Including the composite skills, a leader can be tested in
Animals
Bargaining
Combat
Custom
Deception (Bargaining + Leadership)
Diplomacy (Bargaining + Custom)
Exploring (Bargaining + Combat)
Farming (Animals + Plants)
Hunting (Animals + Combat + Plants, special for Odayla worshippers)
Leadership
Magic
Plants
Poetry (Custom + Leadership)
Prophecy (Magic + Leadership)
Strategy (Combat + Leadership) 
Note that not every attempt to compose a poem is automatically use of the Poetry skill — it would depend on the context. But without some obvious reason to do things differently, that’s how we would have coded the scene.

29 September 2011

Feathered Scrolling

I think 2.0 really is an improvement over the original game in a number of ways.
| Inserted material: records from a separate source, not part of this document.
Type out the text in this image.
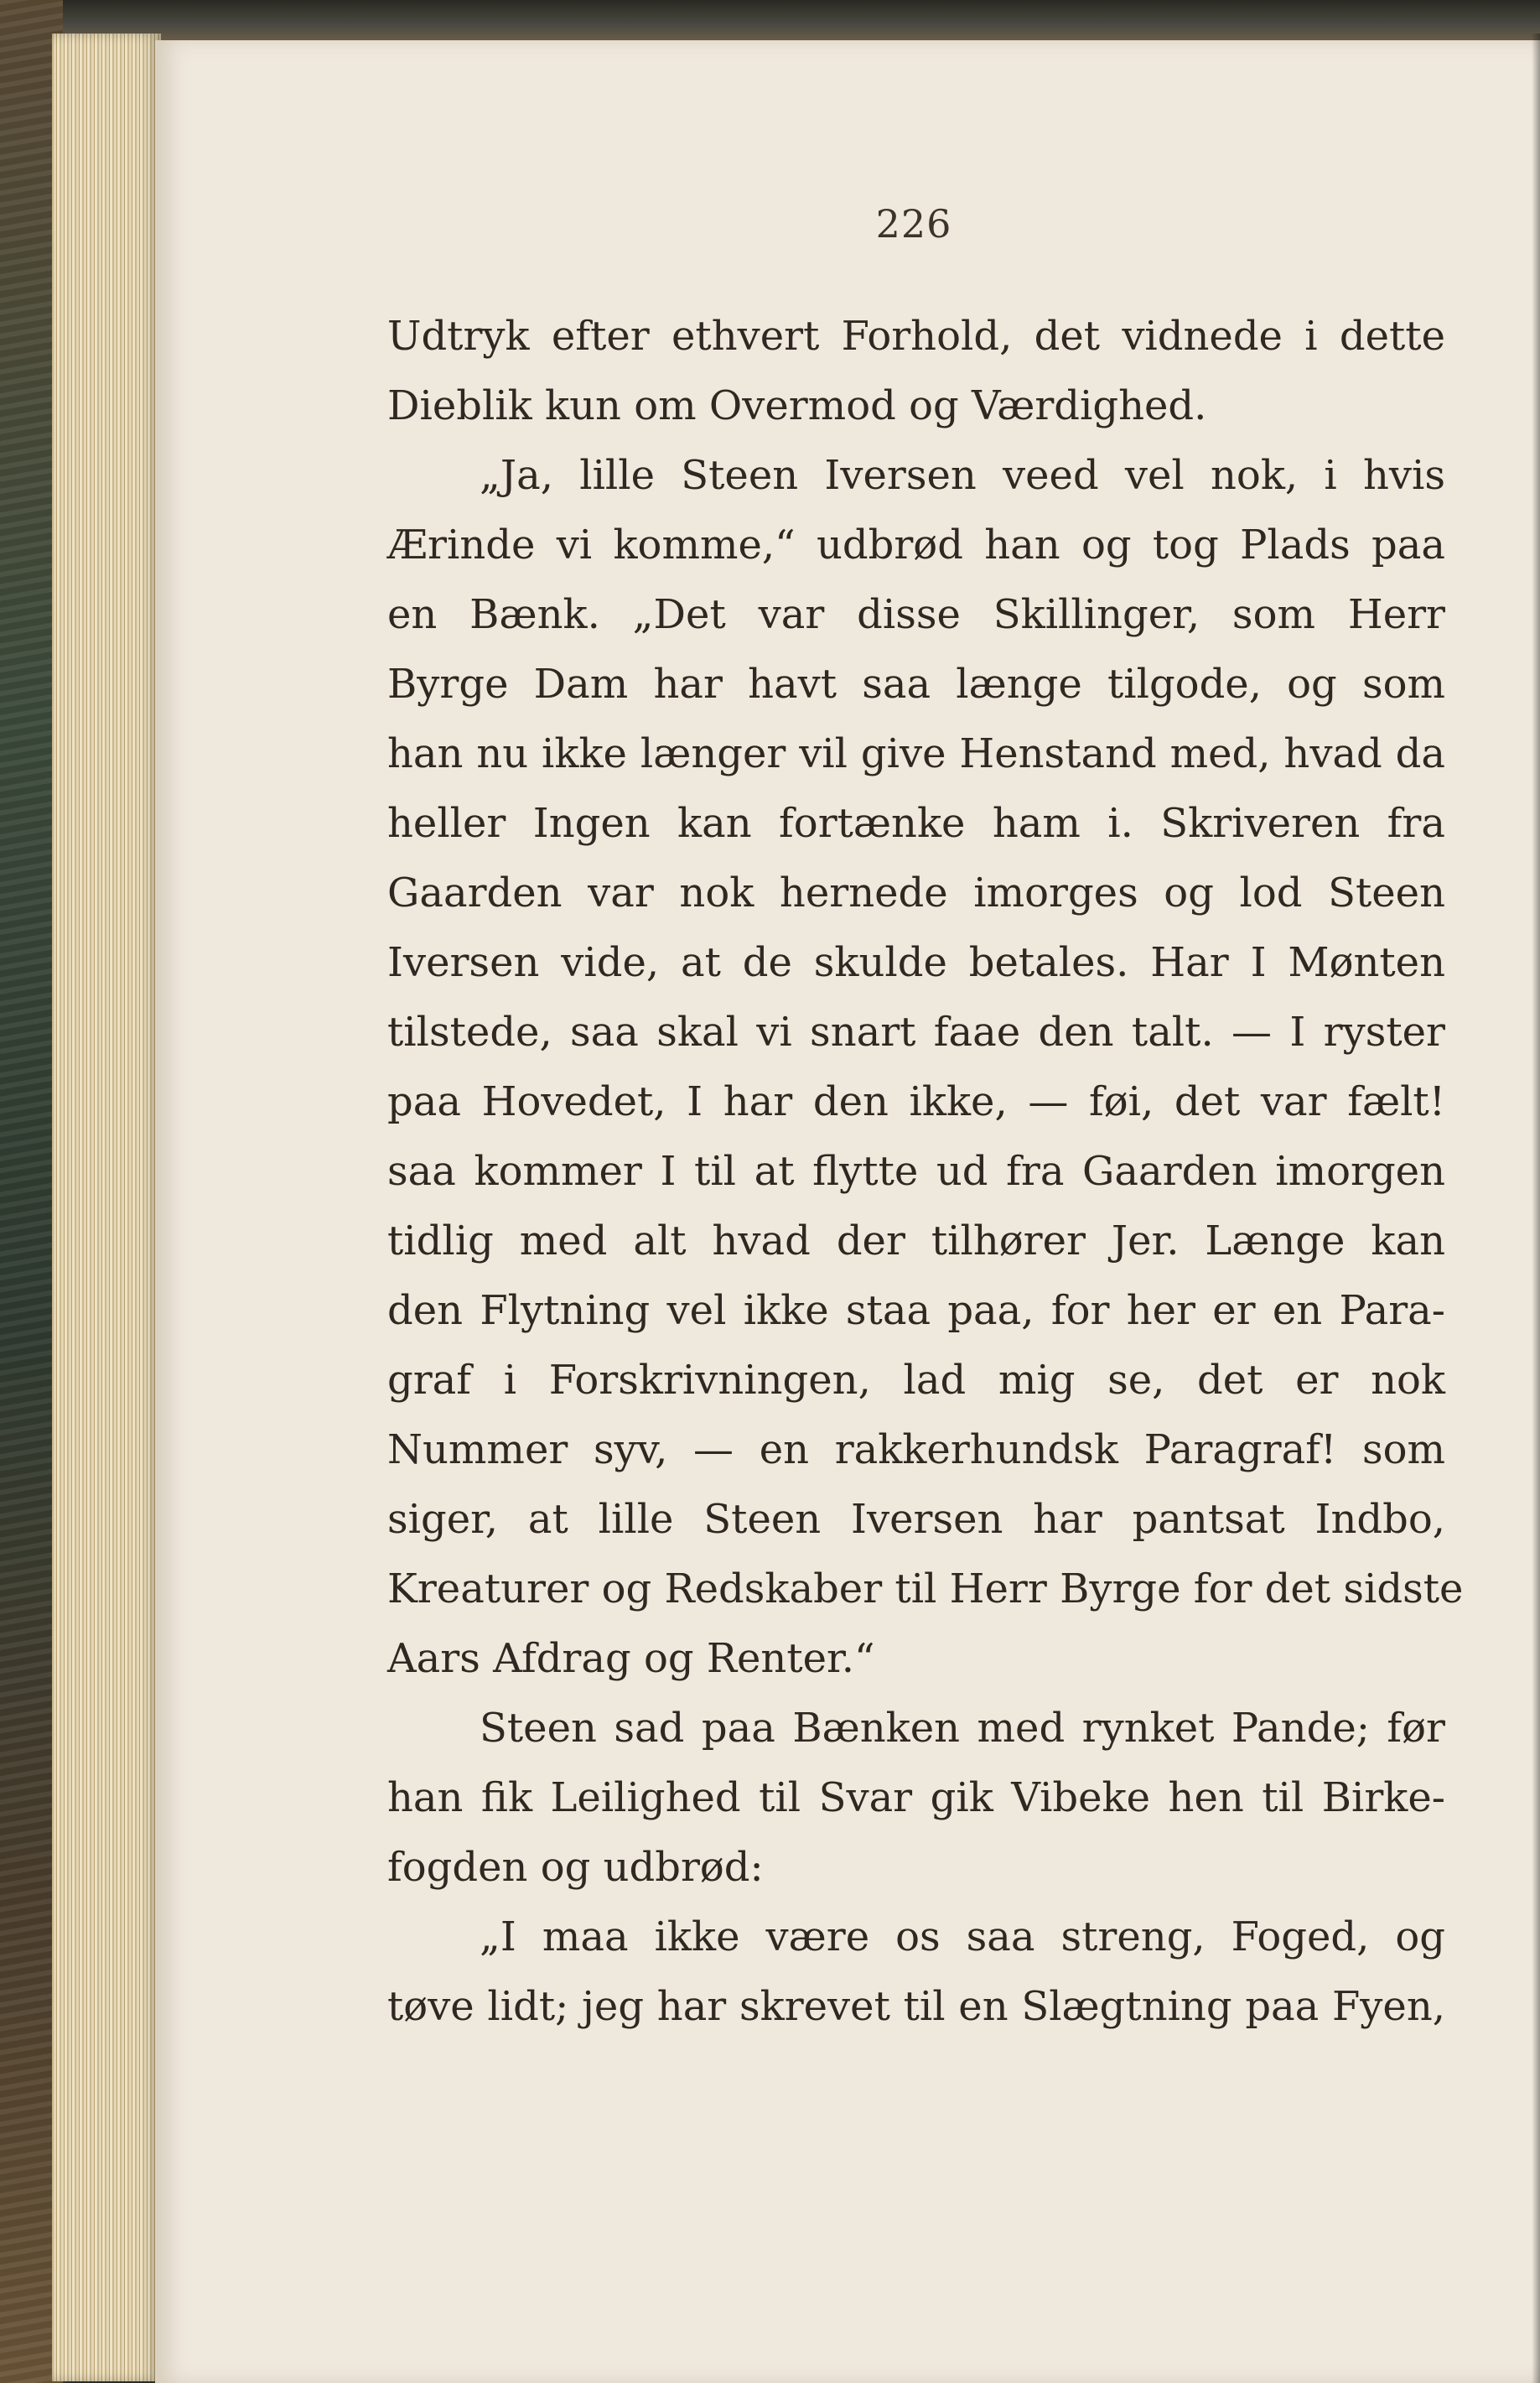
226
Udtryk efter ethvert Forhold, det vidnede i dette
Dieblik kun om Overmod og Værdighed.
„Ja, lille Steen Iversen veed vel nok, i hvis
Ærinde vi komme,“ udbrød han og tog Plads paa
en Bænk. „Det var disse Skillinger, som Herr
Byrge Dam har havt saa længe tilgode, og som
han nu ikke længer vil give Henstand med, hvad da
heller Ingen kan fortænke ham i. Skriveren fra
Gaarden var nok hernede imorges og lod Steen
Iversen vide, at de skulde betales. Har I Mønten
tilstede, saa skal vi snart faae den talt. — I ryster
paa Hovedet, I har den ikke, — føi, det var fælt!
saa kommer I til at flytte ud fra Gaarden imorgen
tidlig med alt hvad der tilhører Jer. Længe kan
den Flytning vel ikke staa paa, for her er en Para-
graf i Forskrivningen, lad mig se, det er nok
Nummer syv, — en rakkerhundsk Paragraf! som
siger, at lille Steen Iversen har pantsat Indbo,
Kreaturer og Redskaber til Herr Byrge for det sidste
Aars Afdrag og Renter.“
Steen sad paa Bænken med rynket Pande; før
han fik Leilighed til Svar gik Vibeke hen til Birke-
fogden og udbrød:
„I maa ikke være os saa streng, Foged, og
tøve lidt; jeg har skrevet til en Slægtning paa Fyen,
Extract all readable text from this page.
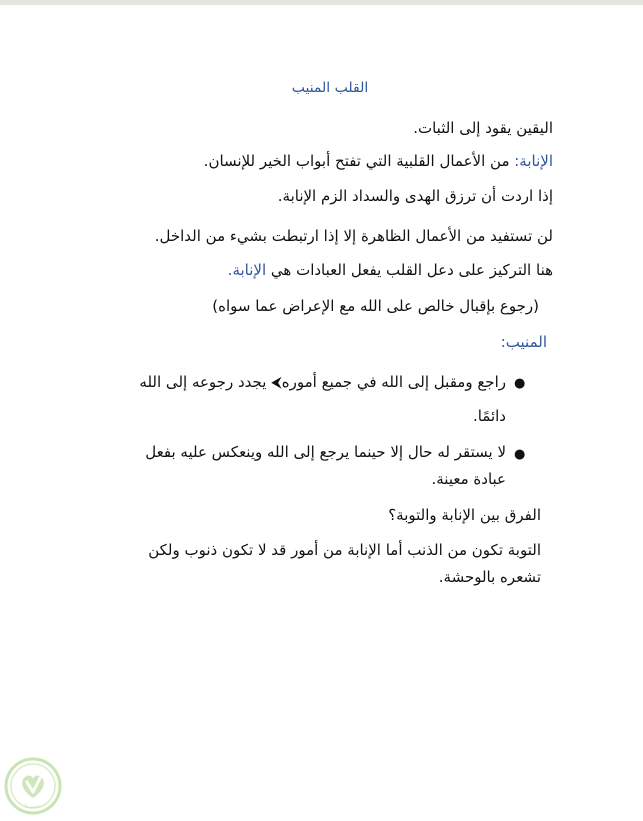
القلب المنيب
اليقين يقود إلى الثبات.
الإنابة: من الأعمال القلبية التي تفتح أبواب الخير للإنسان.
إذا اردت أن ترزق الهدى والسداد الزم الإنابة.
لن تستفيد من الأعمال الظاهرة إلا إذا ارتبطت بشيء من الداخل.
هنا التركيز على دعل القلب يفعل العبادات هي الإنابة.
(رجوع بإقبال خالص على الله مع الإعراض عما سواه)
المنيب:
●
راجع ومقبل إلى الله في جميع أموره⮜ يجدد رجوعه إلى الله
دائمًا.
●
لا يستقر له حال إلا حينما يرجع إلى الله وينعكس عليه بفعل
عبادة معينة.
الفرق بين الإنابة والتوبة؟
التوبة تكون من الذنب أما الإنابة من أمور قد لا تكون ذنوب ولكن
تشعره بالوحشة.
حسبـنا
One aesthetic improvement depends on technology.

Our original multimedia engine, mTropolis, didn’t support alpha. A pixel on the screen came from only one asset. But iOS supports alpha blending, so we can have translucent effects.

iOS is also a multi-touch OS, designed for small screens. Scrollable areas don’t have always-visible scroll bars, so sometimes it can be hard to know that they can be scrolled. There are a number of approaches one can take to telegraph* this to the user. One is to fade the edges of the list. King of Dragon Pass does this.

The idea is that the list smoothly fades out when it can be scrolled. It may be a subtle cue, but it looks better than a hard crop. (And in my opinion, looks much better than drawing a box around the list, which we usually had to do in the original.) The list above is feathered on both top and bottom.

The implementation is a UIView that embeds a UIScrollView, and sets a layer mask. It’s the scroll view’s delegate, and changes the mask so there’s no feathering if the view can’t scroll in a particular direction. Here’s what one of the key methods looks like:


- (void)featherTop
{
if (fMaskStyle == kFeatherTop)
return;
fMaskStyle = kFeatherTop;

// Set up a mask to fade just top
CAGradientLayer* gradientMask = [CAGradientLayer layer];
gradientMask.bounds = self.layer.bounds;
gradientMask.position = CGPointMake([self bounds].size.width / 2, [self bounds].size.height / 2);
NSObject* transparent = (NSObject*) [[UIColor clearColor] CGColor];
NSObject* opaque = (NSObject*) [[UIColor blackColor] CGColor];
[gradientMask setColors: [NSArray arrayWithObjects: transparent, opaque, opaque, nil]];
[gradientMask setLocations: [NSArray arrayWithObjects:
[NSNumber numberWithFloat: 0.0],
[NSNumber numberWithFloat: kPickListFeather / self.bounds.size.height],
[NSNumber numberWithFloat: 1.0],
nil]];
self.layer.mask = gradientMask;
}


And, here’s what the effect looks like up close.

The iPhone screen is really small, and you need to pay attention to every pixel. Polish like this is really important. It may be subtle, but it just makes the app feel a little better.

* OK, I really wanted to use this word because its meaning is now so divorced from the original literal meaning.